La utilidad es la que cada uno le de. En un entorno empresarial puede ser un método de mantener al resto del equipo informado de donde estás, o de poner de uñas a la competencia haciéndoles ver que estar en la central de un gran posible “partner“, allá cada uno con el uso que le dé o lo que cada “cotilla 2.0” quiera hacer de la información disponible.

En cualquier caso, tienes la opción de decidir quien ve tus “check ins” y quien no así que la privacidad la controlas tu mismo.

El lado lúdico de la aplicación es un sistema de premios: los badges y los majors. Un badge es una especie de chapa virtual que el software te regala cuando llegas a algún hito, como muchos check ins en distintos sitios, o si haces check in en distintos continentes. Lo de los major es el punto más cachondo de la aplicación, y es que cuando eres el usuario que más hace check in en un sitio te hace “alcalde” (major). No vas a pasar a formar parte del funcionariado, es un modo de llamarlo.

Entonces ¿qué encaje tiene esta aplicación en la política?, pues creo que muy interesante, pues ofrece un nivel de compromiso con la transparencia por encima de la media.
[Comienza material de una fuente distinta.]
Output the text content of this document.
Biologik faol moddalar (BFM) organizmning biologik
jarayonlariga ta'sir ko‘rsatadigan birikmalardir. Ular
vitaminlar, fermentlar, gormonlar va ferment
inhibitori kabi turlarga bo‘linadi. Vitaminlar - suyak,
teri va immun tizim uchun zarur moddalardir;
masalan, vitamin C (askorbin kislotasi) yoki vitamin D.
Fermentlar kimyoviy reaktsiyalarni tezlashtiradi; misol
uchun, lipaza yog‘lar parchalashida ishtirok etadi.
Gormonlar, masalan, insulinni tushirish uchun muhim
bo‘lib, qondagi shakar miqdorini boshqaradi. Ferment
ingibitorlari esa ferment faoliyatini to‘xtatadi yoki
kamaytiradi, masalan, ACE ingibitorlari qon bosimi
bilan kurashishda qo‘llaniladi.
Imaginemos que estás en campaña y, mediante check ins, consigues el “major” de una buena parte de las localidades o barrios donde te presentas. Ese simple hecho ya está demostrando tu nivel de acercamiento a tus ciudadanos, no limitando tus contactos a una única visita institucional sino que vuelves a los lugares las veces suficientes como para ser alguien que “existe” ahí, síntoma de que no solo te reúnes por compromiso sino que realizas un seguimiento, te implicas.

Además, hay un factor de transparencia que, salvo en casos en que la seguridad personal lo impida, es un plus frente a la habitual falta de visibilidad de las actividades de los servidores públicos. Me refiero a reuniones con asociaciones, representantes sociales y personalidades. Siendo transparente, el político con vocación de objetividad y coherencia, podría mostrar que se reúne con todos, sin primar a unos actores sociales sobre otros.

Solo con estos dos aspectos se cambiarán muchas cosas en la percepción de la actividad política por parte de los ciudadanos, es un camino difícil pero posible si algunos de los que hemos dado ese salto a la vida pública empezamos a predicar con el ejemplo. No olvidemos que al aceptar un puesto de representación pública hemos cedido en parte nuestra privacidad y, al menos en el ejercicio de la actividad política, debemos ser transparentes.

Con una aceptación de la normalidad de este tipo de uso abierto de los medios sociales de geolocalización se puede hacer un gran servicio para cambiar la percepción que de los políticos tiene el ciudadano, demostrando (por ejemplo) que se cumplen con las funciones encomendadas por el mismo como la asistencia a los plenos, interés por los colectivos y revisión de las necesidades de los ciudadanos.

Poco a poco, seguro, pero la tendencia debería ser esta que propongo ¿no te parece?